User ID | Username | Password Hash |
---|---|---|
1 | Alice | EF92... |
2 | Bob | 65E8... |
3 | Charlie | EF79... |
Thanks to the hash function, there is no easy way back from the message digest to the plain password, except for trying all possible password combinations, hashing them, and comparing the resulting digests.
However, we still have a human factor: the strength of the password. An adversary could pre generate large tables (rainbow tables) of password-hash-combinations for all shorter passwords or for all common passwords.
Plaintext | Hash |
---|---|
a | CA97... |
b | 3E23... |
c | A3A5... |
.. | ... |
password123 | EF92... |
... | ... |
All the attacker has to do now is to compare the retrieved hashes against the precomputed hashes in the rainbow tables.

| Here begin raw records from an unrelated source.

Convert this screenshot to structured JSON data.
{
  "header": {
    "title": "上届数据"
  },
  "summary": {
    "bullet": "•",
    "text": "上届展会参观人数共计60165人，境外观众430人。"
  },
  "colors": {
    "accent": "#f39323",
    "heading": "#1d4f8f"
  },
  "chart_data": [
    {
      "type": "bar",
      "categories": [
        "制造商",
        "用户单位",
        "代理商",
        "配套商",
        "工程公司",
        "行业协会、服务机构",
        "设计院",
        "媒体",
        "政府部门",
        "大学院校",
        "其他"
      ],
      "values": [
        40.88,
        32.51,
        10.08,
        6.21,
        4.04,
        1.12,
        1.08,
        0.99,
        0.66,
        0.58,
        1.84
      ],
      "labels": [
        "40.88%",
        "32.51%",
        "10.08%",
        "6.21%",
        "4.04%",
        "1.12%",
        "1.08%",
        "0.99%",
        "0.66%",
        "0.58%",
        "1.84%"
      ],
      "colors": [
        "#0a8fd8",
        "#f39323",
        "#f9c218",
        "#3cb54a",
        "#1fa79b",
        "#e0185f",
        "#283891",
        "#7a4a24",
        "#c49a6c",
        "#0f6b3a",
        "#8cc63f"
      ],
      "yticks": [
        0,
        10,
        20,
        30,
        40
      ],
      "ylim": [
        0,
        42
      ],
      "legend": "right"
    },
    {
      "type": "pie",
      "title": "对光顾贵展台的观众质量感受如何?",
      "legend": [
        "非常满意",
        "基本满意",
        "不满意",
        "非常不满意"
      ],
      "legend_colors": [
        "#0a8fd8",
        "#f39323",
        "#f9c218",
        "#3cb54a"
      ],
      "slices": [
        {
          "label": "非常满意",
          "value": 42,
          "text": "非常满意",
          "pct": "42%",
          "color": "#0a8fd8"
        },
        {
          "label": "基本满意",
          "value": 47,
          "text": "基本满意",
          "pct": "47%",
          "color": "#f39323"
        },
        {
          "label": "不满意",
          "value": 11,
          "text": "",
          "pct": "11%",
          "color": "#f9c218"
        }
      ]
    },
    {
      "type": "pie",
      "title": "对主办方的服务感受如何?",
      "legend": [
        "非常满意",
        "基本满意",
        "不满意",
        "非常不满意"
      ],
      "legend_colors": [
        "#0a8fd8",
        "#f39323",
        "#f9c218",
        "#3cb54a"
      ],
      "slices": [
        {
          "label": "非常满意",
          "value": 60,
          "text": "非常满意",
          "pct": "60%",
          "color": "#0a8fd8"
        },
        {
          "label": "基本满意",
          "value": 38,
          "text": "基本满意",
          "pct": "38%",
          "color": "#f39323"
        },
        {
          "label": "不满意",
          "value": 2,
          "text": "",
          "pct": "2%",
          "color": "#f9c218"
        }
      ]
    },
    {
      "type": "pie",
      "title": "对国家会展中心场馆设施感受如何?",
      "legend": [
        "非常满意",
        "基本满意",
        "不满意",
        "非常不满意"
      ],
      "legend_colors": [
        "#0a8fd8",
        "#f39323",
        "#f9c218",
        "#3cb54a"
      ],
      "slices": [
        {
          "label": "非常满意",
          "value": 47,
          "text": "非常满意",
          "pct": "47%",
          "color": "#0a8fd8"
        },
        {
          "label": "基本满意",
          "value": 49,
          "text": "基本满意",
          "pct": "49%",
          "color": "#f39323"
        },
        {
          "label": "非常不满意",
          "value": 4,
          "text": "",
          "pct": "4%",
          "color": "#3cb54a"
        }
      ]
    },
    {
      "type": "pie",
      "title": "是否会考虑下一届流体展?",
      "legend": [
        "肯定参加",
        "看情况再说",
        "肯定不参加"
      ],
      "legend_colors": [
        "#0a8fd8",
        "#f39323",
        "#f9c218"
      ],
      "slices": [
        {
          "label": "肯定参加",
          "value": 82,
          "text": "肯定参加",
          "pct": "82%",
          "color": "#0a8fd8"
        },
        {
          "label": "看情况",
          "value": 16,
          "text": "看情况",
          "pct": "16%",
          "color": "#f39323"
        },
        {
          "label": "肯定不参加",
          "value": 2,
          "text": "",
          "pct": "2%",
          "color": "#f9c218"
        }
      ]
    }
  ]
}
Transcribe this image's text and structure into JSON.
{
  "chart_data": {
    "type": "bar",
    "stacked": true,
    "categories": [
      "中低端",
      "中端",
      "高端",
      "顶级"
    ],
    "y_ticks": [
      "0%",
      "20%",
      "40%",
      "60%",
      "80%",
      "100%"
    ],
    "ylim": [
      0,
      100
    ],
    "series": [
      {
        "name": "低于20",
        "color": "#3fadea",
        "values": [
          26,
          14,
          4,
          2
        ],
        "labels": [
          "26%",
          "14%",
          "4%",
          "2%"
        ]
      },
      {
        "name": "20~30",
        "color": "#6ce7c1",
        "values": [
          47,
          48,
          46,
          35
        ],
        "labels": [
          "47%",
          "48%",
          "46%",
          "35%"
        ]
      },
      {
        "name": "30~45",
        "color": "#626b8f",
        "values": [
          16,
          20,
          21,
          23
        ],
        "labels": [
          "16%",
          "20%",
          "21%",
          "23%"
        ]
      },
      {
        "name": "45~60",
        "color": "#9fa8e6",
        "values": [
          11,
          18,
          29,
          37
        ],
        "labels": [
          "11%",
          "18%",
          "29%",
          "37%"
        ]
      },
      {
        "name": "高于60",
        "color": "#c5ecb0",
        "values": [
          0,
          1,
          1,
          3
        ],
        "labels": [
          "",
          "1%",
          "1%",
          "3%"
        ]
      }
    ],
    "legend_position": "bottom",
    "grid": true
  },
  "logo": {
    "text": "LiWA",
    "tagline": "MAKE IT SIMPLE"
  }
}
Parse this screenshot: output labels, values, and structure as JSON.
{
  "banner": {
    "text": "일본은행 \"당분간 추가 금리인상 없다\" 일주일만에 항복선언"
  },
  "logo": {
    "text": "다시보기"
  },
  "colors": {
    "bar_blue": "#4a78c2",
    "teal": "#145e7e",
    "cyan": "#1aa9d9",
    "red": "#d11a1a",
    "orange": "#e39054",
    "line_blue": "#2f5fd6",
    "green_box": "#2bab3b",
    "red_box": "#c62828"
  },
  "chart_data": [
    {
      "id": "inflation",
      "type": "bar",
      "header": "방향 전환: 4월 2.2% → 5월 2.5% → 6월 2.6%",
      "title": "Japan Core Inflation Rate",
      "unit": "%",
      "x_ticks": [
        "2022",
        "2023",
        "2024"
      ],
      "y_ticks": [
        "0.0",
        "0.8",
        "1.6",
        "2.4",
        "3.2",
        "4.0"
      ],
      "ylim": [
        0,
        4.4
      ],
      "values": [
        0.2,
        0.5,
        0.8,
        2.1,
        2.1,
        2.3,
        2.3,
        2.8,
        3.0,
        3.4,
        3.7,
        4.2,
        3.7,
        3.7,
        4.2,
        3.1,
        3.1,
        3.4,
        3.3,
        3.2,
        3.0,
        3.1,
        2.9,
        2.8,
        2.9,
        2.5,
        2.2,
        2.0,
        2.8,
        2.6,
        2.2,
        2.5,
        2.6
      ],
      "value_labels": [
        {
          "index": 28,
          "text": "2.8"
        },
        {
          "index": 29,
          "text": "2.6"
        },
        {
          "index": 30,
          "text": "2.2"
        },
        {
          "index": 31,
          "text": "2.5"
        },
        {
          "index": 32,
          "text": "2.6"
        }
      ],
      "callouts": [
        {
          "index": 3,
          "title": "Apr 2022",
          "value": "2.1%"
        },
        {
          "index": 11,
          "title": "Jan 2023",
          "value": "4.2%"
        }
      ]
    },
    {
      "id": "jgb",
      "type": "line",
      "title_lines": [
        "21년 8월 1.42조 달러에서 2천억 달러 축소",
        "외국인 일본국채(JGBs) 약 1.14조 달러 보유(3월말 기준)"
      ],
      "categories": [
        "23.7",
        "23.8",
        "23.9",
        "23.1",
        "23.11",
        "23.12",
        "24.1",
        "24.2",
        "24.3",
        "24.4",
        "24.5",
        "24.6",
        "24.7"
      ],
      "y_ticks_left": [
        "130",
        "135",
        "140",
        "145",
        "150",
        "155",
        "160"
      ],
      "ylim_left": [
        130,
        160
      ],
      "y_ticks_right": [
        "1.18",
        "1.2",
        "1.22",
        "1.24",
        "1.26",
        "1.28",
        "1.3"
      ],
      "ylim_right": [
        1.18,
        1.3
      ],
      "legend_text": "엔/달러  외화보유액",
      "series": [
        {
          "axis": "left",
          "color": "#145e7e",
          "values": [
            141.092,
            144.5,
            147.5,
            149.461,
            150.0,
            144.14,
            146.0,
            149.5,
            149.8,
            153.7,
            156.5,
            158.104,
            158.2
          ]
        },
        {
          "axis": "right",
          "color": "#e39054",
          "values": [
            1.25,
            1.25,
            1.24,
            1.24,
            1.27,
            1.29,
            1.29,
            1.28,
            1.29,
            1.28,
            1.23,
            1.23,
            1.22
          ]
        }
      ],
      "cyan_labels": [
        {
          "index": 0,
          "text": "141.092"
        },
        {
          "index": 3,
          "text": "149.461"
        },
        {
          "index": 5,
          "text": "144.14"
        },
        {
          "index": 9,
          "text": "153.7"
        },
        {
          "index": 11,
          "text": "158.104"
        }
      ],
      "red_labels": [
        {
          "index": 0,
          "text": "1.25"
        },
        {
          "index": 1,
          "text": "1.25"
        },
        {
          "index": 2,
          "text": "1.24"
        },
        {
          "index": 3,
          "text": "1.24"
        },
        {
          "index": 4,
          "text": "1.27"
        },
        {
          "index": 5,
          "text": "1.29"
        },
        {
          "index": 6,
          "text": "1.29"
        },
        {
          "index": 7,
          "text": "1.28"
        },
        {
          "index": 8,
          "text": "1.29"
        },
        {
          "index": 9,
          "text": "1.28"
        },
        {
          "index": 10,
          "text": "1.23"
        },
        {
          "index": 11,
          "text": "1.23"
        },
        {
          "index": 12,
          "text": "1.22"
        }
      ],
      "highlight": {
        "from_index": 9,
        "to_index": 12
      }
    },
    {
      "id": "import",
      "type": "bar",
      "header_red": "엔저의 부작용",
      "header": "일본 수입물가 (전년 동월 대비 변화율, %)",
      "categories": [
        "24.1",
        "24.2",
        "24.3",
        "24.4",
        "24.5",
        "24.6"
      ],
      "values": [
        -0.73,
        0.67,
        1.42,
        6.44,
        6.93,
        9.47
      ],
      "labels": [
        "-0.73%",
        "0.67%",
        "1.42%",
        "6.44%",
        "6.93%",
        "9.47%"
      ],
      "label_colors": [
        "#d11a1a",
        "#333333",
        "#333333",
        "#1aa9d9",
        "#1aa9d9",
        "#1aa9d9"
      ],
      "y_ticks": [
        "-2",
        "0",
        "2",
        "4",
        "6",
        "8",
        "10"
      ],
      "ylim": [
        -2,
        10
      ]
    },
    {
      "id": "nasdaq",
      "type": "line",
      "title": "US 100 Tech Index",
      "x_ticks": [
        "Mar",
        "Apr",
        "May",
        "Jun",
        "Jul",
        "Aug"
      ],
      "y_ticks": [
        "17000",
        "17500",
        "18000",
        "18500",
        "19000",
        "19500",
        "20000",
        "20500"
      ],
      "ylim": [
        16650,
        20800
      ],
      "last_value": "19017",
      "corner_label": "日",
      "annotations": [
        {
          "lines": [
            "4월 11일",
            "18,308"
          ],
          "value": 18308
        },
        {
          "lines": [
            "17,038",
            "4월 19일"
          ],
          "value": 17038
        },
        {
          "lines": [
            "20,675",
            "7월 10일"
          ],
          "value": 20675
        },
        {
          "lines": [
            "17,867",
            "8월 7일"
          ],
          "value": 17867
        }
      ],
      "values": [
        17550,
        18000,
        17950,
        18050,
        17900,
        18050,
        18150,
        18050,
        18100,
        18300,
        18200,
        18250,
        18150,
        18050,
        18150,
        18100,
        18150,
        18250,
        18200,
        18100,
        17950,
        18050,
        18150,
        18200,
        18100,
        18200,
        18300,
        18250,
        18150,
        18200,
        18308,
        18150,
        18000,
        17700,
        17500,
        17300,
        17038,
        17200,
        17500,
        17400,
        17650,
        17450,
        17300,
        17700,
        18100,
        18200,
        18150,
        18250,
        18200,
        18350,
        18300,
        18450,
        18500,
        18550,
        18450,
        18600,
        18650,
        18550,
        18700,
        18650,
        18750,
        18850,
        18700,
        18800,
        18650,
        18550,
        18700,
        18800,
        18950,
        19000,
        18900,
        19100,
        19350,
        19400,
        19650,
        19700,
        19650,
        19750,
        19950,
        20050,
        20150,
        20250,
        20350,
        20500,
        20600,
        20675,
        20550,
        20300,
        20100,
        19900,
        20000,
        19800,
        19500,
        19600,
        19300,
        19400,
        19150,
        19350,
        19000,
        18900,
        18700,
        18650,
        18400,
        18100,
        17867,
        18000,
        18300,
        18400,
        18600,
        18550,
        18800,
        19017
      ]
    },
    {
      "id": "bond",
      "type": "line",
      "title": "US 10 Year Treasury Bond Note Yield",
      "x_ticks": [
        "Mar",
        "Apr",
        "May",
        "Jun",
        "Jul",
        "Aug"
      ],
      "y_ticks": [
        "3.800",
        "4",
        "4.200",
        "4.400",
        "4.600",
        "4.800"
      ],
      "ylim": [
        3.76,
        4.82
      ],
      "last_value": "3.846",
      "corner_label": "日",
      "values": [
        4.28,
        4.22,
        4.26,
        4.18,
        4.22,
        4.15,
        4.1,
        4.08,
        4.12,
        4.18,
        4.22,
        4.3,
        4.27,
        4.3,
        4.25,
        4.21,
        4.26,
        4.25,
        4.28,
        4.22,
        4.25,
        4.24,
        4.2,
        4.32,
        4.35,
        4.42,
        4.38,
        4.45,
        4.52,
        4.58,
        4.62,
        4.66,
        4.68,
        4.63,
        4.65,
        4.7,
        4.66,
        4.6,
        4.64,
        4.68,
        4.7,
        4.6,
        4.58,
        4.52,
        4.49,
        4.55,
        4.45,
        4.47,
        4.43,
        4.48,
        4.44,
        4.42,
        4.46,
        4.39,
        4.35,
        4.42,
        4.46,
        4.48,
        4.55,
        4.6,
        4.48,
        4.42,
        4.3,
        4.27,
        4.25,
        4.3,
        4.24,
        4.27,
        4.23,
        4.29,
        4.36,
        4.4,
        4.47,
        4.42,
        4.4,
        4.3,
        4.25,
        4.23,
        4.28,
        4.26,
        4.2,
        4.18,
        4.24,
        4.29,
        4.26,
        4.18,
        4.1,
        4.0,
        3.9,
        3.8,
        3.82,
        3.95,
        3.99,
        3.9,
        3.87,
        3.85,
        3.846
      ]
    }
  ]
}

Simple passwords can quickly be found like this.
Salting
Instead of simply hashing the user password, we could prepend a so called random salt to each password before hashing:
SHA2("1234" + "password123") = B08EB873685F5DC960FF6229AEA2096BBE82EDD0DEC877D3E94DD3A3491BBB03
Then we store the salt next to the password in the database.
User ID | Username | Salt | Password Hash |
---|---|---|---|
1 | Alice | 512ba9 | B08E... |
2 | Bob | 03fc72 | 65E8... |
3 | Charlie | 825ef0 | EF79... |
Whenever we get a new password from a login, we prepend the salt, compute the hash, and compare the digests. The salt should be randomly chosen for each user. Then, precomputing rainbow tables becomes inefficient as the salt makes the passwords longer which results in gigantic tables that require terra bytes of storage.
Slow Hash
However, even without precomputing hashes, an adversary could still try many passwords, prepend the salt and check for a match. Through faster and faster hardware this attack can still find many passwords rather efficiently even without precomputed rainbow tables.
In order to stop these attacks, the hash processing needs to be forced to slow down. This is why some modern hash functions have parameters to enforce longer computation times. For example, bcrypt takes as input an additional cost parameter that increases the cost of computation. The output includes a version identifier, the cost, the salt and digest in this format:
\$[version]\$[cost]\$[22 character salt][31 character hash]
This digest we can store in the database. Depending on the cost the computation for one hash could take multiple seconds which significantly decreases the amount of passwords that can be guessed by the adversary given the same amount of time.
User ID | Username | Bcrypt Digest |
---|---|---|
1 | Alice | \$2a\$15\$Yyeoa/khr3.gIRkkOJdH6.arOyiGR4eklXI1d9acSDMGriAGMaaGu |
2 | Bob | \$2a\$15\$NJFb8moHVvRuItbxxlm31eYNPhGYd/o2hWgCtyDIzW80Kn1LNMGgq |
3 | Charlie | \$2a\$15\$32zu6pIGsvNRQ5I7QJpf4OIFVlTgE2riKBDAhwISt6x3GT9NWFAhC |
No password
Even though we made it very difficult for an adversary to get to the user passwords, they can still start to guess passwords. So, instead of storing passwords at all for a service it might useful to let authentication be handled by a trusted identity provider. Authentication is no longer handled by the service itself but by some provider like Google or Microsoft which store the passwords and allow you to log in into many different services with one Single Sign-On (SSO).